Conflict of interest
The authors declared no conflicts of interest with respect to the authorship, research and publication of this article.
Funding
The authors received no financial support for the research, authorship, and/or publication of this article.
Ethical approval
The work described in this manuscript involved the use of non-experimental (owned or unowned) animals and procedures that differed from established internationally recognized high standards (‘best practice’) of veterinary clinical care for the individual patient.
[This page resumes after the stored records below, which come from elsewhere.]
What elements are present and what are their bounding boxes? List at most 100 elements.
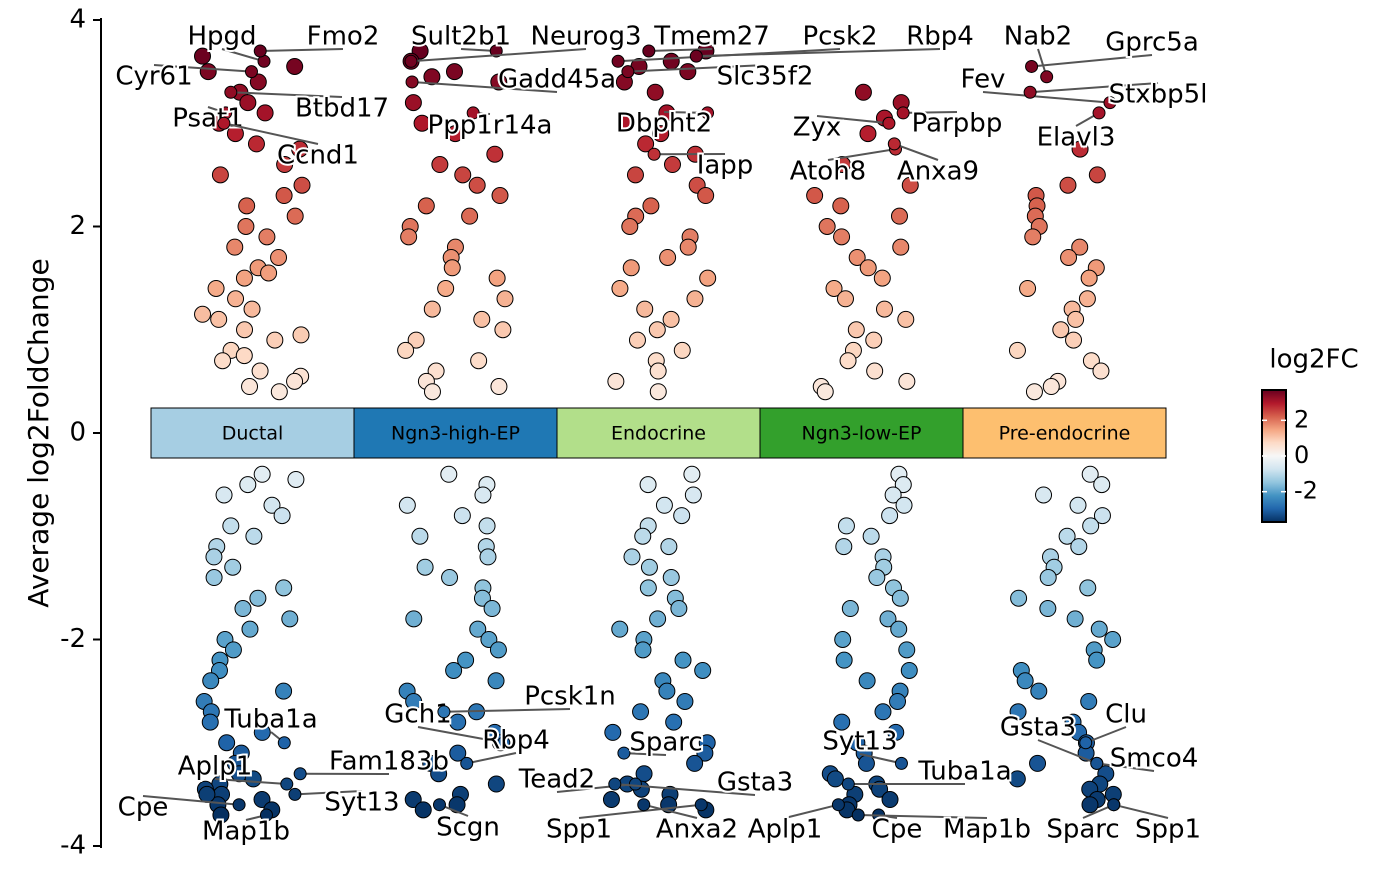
- gene-label: Atoh8: [790, 157, 866, 187]
- point: [1030, 755, 1046, 771]
- point: [650, 384, 666, 400]
- gene-label: Spp1: [1135, 815, 1201, 845]
- point: [899, 373, 915, 389]
- cluster-label: Ductal: [222, 423, 284, 445]
- point: [398, 342, 414, 358]
- cluster-label: Ngn3-high-EP: [391, 423, 520, 445]
- point: [1093, 363, 1109, 379]
- point: [200, 64, 216, 80]
- point: [867, 363, 883, 379]
- gene-label: Aplp1: [178, 752, 253, 782]
- point: [640, 580, 656, 596]
- y-tick-label: -2: [60, 624, 86, 654]
- point: [836, 652, 852, 668]
- gene-label: Syt13: [324, 788, 399, 818]
- gene-label: Btbd17: [295, 94, 389, 124]
- labeled-point: [643, 45, 655, 57]
- point: [271, 249, 287, 265]
- point: [1011, 590, 1027, 606]
- labeled-point: [1091, 757, 1103, 769]
- labeled-point: [1093, 107, 1105, 119]
- point: [1080, 580, 1096, 596]
- point: [471, 353, 487, 369]
- point: [274, 508, 290, 524]
- point: [674, 342, 690, 358]
- gene-label: Neurog3: [531, 22, 642, 52]
- gene-label: Clu: [1105, 700, 1147, 730]
- point: [1083, 518, 1099, 534]
- point: [1020, 280, 1036, 296]
- point: [896, 497, 912, 513]
- labeled-point: [648, 148, 660, 160]
- point: [882, 508, 898, 524]
- point: [901, 662, 917, 678]
- labeled-point: [1041, 71, 1053, 83]
- point: [622, 219, 638, 235]
- point: [401, 229, 417, 245]
- point: [293, 327, 309, 343]
- point: [219, 735, 235, 751]
- gene-label: Scgn: [436, 813, 500, 843]
- labeled-point: [406, 76, 418, 88]
- point: [206, 570, 222, 586]
- point: [257, 105, 273, 121]
- point: [643, 198, 659, 214]
- point: [208, 280, 224, 296]
- labeled-point: [622, 66, 634, 78]
- point: [267, 332, 283, 348]
- point: [248, 136, 264, 152]
- labeled-point: [609, 778, 621, 790]
- labeled-point: [842, 778, 854, 790]
- point: [225, 559, 241, 575]
- point: [1081, 693, 1097, 709]
- point: [211, 311, 227, 327]
- point: [675, 652, 691, 668]
- point: [462, 208, 478, 224]
- point: [235, 601, 251, 617]
- labeled-point: [618, 747, 630, 759]
- point: [1026, 384, 1042, 400]
- point: [206, 549, 222, 565]
- point: [891, 621, 907, 637]
- colorbar-tick-label: 0: [1294, 441, 1309, 469]
- gene-label: Gprc5a: [1105, 28, 1199, 58]
- gene-label: Spp1: [546, 815, 612, 845]
- point: [1066, 332, 1082, 348]
- point: [656, 497, 672, 513]
- point: [236, 348, 252, 364]
- gene-label: Psat1: [172, 104, 243, 134]
- labeled-point: [281, 778, 293, 790]
- point: [475, 487, 491, 503]
- point: [1009, 342, 1025, 358]
- gene-label: Smco4: [1110, 744, 1199, 774]
- point: [202, 714, 218, 730]
- colorbar-title: log2FC: [1269, 345, 1358, 375]
- point: [1070, 497, 1086, 513]
- point: [835, 632, 851, 648]
- point: [819, 219, 835, 235]
- point: [660, 249, 676, 265]
- gene-label: Syt13: [822, 727, 897, 757]
- point: [837, 291, 853, 307]
- point: [1053, 322, 1069, 338]
- gene-label: Tuba1a: [223, 705, 317, 735]
- gene-label: Sult2b1: [411, 22, 511, 52]
- gene-label: Gadd45a: [498, 65, 616, 95]
- point: [488, 776, 504, 792]
- gene-label: Nab2: [1004, 22, 1072, 52]
- point: [415, 802, 431, 818]
- point: [261, 265, 277, 281]
- point: [680, 64, 696, 80]
- point: [484, 601, 500, 617]
- point: [874, 270, 890, 286]
- gene-label: Ccnd1: [277, 141, 359, 171]
- labeled-point: [405, 55, 417, 67]
- point: [860, 260, 876, 276]
- point: [605, 724, 621, 740]
- point: [640, 477, 656, 493]
- point: [203, 673, 219, 689]
- point: [1031, 683, 1047, 699]
- point: [869, 570, 885, 586]
- gene-label: Gsta3: [717, 768, 793, 798]
- point: [807, 188, 823, 204]
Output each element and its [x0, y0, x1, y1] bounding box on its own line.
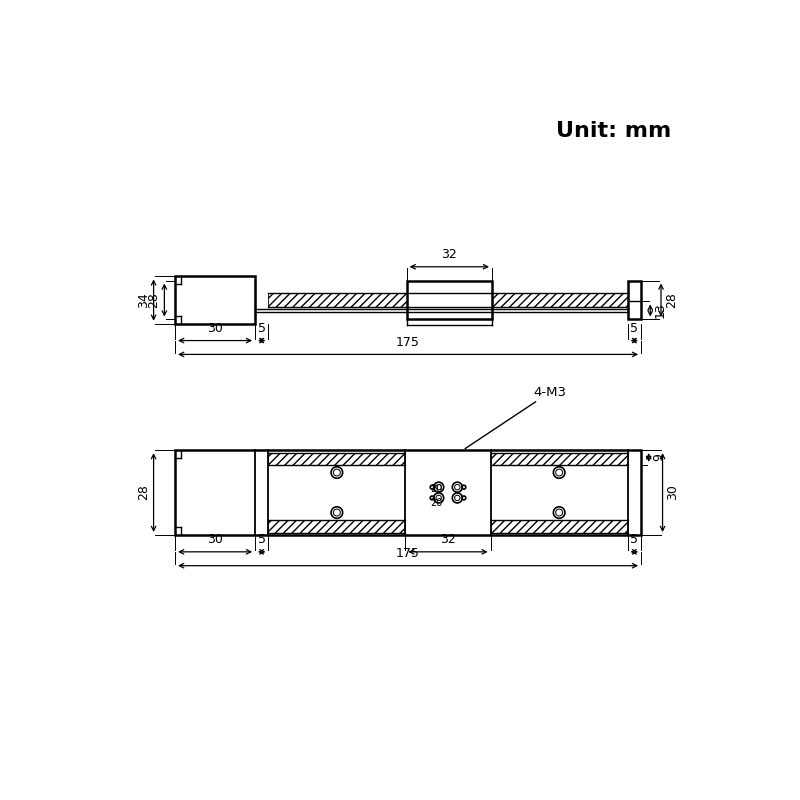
Text: 175: 175	[396, 547, 420, 560]
Bar	[492, 293, 628, 307]
Bar	[268, 453, 406, 465]
Text: 13: 13	[654, 302, 667, 318]
Text: 28: 28	[137, 485, 150, 501]
Text: 20: 20	[430, 485, 442, 494]
Text: 4-M3: 4-M3	[465, 386, 566, 449]
Text: 34: 34	[137, 292, 150, 308]
Text: 9: 9	[653, 454, 666, 462]
Text: 5: 5	[630, 322, 638, 335]
Bar	[628, 281, 641, 319]
Bar	[406, 281, 492, 319]
Text: 32: 32	[440, 534, 456, 546]
Text: 5: 5	[258, 322, 266, 335]
Text: 20: 20	[430, 498, 442, 508]
Text: 28: 28	[665, 292, 678, 308]
Text: 30: 30	[207, 534, 223, 546]
Bar	[268, 520, 406, 533]
Text: 5: 5	[630, 534, 638, 546]
Text: 28: 28	[147, 292, 161, 308]
Text: 30: 30	[666, 485, 679, 501]
Text: Unit: mm: Unit: mm	[556, 121, 671, 141]
Bar	[490, 453, 628, 465]
Text: 175: 175	[396, 336, 420, 349]
Bar	[175, 277, 255, 324]
Text: 30: 30	[207, 322, 223, 335]
Bar	[175, 450, 641, 535]
Bar	[490, 520, 628, 533]
Text: 5: 5	[258, 534, 266, 546]
Text: 32: 32	[442, 248, 458, 262]
Bar	[268, 293, 406, 307]
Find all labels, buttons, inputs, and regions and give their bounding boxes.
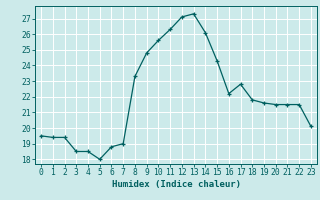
X-axis label: Humidex (Indice chaleur): Humidex (Indice chaleur) bbox=[111, 180, 241, 189]
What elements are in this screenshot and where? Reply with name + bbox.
The study therefore had prior ethical approval from an established (or ad hoc) committee as stated in the manuscript.
Informed consent
Informed consent (verbal or written) was obtained from the owner or legal custodian of all animal(s) described in this work (experimental or non-experimental animals, including cadavers) for all procedure(s) undertaken (prospective or retrospective studies). No animals or people are identifiable within this publication, and therefore additional informed consent for publication was not required.